I fear to say sin is inevitable, because God commands commands I is

Anonymous            April 7, 2019, 2:32 a.m.

First one should be taught what is sin. This is enumerated by Jesus in Mark 7 :20, 21, 22, 23.

One is free from sin means one should follow the above teachings.

We need not refer any other chapter in this regard. This teaching should be inculcated in everyones' heart. Thanks.

Edison N            April 10, 2019, 3:37 a.m.

Very well put

Anonymous            April 12, 2019, 5:37 p.m.

Thank you Mac. I agree sin-filled Christians are to our shame.

Cheryl            April 7, 2019, 2:34 a.m.

Very well written post. I agree with it completely. The fact that God gives us grace is not a license to sin. Some Christians use God's grace and phrases such as "we all sin" as a crutch. That's most likely because these brothers and sisters have no power. They don't have the Holy Spirit operating in their life or either they are blatantly going against Him so that they can do what they want to do. I thank and I praise God that I can say with truth that by the GRACE of God Almighty, I do not live a life of willful sin, nor do I desire to. As you stated, I am tempted now and then, every once in a while I even slip up and do or say something I probably shouldn't have but the Holy Spirit convicts me of it quickly and I repent. It's great that we can go boldly to the throne of grace to receive forgiveness. But as far as willful habitual sin? Doing the old things that I used to do? Every day? If anyone is comfortable with that then I pray they will receive the power of the Holy Spirit and that God will open their eyes In Jesus' name. God bless.

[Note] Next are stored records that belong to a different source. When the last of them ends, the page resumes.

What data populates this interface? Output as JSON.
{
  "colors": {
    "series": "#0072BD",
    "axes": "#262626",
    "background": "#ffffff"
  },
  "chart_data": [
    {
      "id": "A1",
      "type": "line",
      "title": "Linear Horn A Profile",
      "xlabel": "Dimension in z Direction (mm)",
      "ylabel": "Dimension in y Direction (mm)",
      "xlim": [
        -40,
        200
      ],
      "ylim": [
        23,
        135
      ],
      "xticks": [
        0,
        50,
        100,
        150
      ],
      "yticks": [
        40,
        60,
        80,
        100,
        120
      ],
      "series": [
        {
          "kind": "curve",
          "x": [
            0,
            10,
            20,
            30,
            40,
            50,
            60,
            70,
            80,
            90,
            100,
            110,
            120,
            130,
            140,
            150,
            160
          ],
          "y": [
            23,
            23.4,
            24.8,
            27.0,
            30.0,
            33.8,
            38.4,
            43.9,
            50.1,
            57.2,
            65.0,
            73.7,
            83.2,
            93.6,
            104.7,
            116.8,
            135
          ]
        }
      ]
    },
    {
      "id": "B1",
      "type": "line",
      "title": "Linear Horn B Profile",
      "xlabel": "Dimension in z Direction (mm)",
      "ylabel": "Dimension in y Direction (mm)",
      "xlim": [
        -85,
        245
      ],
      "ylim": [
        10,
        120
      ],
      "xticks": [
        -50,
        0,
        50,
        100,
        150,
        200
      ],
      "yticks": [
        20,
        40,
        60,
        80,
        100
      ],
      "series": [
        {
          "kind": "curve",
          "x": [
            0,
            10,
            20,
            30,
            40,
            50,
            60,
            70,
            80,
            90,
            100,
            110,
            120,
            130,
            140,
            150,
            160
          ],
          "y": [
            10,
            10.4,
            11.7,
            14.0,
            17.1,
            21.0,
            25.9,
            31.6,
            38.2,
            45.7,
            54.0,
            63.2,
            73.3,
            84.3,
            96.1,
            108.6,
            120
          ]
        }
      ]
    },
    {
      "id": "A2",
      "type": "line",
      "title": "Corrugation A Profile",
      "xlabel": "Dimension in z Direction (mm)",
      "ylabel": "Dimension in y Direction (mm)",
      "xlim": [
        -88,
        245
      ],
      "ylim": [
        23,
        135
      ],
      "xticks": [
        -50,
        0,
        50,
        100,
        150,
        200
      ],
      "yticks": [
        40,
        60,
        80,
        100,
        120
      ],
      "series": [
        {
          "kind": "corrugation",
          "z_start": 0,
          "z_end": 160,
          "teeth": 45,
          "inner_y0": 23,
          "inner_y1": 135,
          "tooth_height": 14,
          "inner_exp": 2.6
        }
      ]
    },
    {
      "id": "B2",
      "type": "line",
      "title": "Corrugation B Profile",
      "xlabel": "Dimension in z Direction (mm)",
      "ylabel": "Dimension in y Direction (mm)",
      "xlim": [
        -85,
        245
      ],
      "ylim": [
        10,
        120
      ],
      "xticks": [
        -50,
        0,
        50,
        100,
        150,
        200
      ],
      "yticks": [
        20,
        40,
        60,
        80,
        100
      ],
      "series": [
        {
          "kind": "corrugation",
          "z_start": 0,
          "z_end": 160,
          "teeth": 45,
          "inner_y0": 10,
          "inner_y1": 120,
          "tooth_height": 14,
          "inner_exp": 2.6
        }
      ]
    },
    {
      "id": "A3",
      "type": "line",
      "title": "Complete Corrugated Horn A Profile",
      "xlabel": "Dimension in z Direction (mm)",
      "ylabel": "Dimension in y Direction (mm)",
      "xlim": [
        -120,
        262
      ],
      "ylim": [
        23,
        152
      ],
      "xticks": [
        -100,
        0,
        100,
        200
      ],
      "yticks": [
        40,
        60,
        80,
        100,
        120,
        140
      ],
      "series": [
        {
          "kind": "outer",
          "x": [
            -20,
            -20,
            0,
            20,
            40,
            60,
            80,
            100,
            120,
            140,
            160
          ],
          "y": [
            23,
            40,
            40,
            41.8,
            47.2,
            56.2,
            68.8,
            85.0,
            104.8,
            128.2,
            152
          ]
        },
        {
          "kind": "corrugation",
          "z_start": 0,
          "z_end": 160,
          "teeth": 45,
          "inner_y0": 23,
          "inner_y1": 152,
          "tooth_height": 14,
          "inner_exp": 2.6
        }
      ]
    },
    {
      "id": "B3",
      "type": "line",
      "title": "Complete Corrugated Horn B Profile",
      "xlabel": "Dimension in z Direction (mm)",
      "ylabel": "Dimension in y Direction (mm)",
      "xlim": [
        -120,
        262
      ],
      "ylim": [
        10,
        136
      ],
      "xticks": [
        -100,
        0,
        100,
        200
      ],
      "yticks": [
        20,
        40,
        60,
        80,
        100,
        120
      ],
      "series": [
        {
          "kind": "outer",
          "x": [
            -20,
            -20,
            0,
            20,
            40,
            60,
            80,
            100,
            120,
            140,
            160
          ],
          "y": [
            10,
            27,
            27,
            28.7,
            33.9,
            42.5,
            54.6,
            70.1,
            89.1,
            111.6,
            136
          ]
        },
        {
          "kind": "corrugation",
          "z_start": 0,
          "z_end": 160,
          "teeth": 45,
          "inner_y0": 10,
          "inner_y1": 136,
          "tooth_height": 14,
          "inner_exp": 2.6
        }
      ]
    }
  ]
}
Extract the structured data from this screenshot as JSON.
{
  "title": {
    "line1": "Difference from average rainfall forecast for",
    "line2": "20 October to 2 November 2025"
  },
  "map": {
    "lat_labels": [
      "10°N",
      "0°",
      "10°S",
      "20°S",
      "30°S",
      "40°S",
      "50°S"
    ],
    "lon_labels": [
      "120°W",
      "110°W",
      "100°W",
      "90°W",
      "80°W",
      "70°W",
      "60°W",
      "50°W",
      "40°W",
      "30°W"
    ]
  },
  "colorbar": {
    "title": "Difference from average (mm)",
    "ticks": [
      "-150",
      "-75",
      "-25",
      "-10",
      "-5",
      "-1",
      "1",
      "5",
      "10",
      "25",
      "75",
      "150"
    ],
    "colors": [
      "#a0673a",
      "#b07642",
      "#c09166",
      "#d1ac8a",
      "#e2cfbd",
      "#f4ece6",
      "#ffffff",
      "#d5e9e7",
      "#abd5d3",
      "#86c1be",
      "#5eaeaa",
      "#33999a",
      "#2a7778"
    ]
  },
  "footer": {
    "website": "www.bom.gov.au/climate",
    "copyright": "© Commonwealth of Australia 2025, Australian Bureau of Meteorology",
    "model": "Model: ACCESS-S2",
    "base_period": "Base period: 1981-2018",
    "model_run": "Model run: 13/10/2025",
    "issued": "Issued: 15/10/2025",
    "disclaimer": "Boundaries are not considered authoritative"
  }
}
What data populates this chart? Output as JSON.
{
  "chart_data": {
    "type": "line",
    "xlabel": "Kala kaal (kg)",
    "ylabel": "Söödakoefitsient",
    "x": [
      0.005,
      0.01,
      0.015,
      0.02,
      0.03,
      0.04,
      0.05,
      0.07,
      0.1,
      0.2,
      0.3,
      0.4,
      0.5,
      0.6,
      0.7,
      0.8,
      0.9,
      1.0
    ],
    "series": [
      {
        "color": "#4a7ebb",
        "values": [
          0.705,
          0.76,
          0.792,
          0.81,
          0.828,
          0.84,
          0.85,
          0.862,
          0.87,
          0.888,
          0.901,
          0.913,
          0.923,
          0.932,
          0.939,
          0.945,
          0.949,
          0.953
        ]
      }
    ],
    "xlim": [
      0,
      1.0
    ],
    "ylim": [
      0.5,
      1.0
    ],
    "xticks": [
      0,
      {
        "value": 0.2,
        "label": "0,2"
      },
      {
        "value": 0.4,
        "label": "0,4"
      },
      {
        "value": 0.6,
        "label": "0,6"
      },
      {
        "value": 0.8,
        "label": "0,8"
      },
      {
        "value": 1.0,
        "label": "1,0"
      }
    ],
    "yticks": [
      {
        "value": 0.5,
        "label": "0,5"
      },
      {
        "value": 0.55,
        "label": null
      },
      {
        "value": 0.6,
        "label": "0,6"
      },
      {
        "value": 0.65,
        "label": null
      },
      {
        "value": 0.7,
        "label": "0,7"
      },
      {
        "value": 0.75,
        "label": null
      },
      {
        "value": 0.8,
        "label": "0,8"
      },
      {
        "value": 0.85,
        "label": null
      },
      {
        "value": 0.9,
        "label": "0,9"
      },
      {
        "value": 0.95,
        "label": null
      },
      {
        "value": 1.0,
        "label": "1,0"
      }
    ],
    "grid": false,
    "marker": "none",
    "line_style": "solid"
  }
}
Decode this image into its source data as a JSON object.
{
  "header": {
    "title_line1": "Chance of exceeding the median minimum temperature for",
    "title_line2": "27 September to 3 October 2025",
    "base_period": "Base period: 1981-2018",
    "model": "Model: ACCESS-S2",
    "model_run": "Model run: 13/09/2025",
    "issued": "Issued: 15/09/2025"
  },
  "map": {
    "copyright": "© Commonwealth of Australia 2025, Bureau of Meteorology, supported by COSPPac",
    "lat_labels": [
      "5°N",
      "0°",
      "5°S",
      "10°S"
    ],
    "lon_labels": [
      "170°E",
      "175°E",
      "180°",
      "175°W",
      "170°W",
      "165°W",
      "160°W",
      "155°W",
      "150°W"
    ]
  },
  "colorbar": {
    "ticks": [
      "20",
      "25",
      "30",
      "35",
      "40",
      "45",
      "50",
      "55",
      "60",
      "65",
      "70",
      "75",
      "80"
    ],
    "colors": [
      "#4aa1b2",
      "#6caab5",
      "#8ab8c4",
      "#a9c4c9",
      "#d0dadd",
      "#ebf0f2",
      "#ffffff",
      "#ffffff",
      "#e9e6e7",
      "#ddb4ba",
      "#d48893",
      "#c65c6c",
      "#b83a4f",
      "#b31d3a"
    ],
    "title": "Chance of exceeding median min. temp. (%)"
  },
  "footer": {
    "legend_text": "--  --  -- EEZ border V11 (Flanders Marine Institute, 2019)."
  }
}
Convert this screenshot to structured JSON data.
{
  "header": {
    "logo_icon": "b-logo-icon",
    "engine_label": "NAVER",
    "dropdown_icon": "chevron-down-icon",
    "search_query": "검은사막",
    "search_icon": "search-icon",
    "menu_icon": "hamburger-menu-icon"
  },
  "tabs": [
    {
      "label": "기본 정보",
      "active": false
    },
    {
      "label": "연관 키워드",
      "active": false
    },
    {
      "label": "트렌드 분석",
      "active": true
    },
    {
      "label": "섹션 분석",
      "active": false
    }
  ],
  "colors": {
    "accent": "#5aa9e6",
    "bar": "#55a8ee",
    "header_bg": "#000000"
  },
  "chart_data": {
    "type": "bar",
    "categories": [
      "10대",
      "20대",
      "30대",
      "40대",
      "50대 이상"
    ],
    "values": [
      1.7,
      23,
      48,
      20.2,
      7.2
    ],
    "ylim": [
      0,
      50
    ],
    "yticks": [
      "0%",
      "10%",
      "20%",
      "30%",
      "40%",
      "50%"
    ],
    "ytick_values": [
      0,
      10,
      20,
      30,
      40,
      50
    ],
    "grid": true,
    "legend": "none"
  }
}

Miranda T.            April 14, 2019, 2:09 a.m.

I really enjoyed this article. I love how you are always consistent to back up your facts with the verses and never just your own ideas. I have never read or heard anything about this myself. I was taught, as brought up in the article, that all have sinned(which is true) and that we can't help it because it is our flesh(yes, it is our flesh but once we accept God's gift of forgiveness, we have a choice). I feel this is so often left out and used as an excuse to some extent accept sin. Sin is always wrong and there is no justification for it! I know as a child I thought if God forgives our sin indeffinently, then why not sin? I know it is bad but God will always forgive us. If I thought like that as a child, what is keeping others from thinking the same thing and not abstaining from sin? Nothing. This is why more people should know the truth. Thank you for the new view.

Maribeth            April 16, 2019, 4:19 a.m.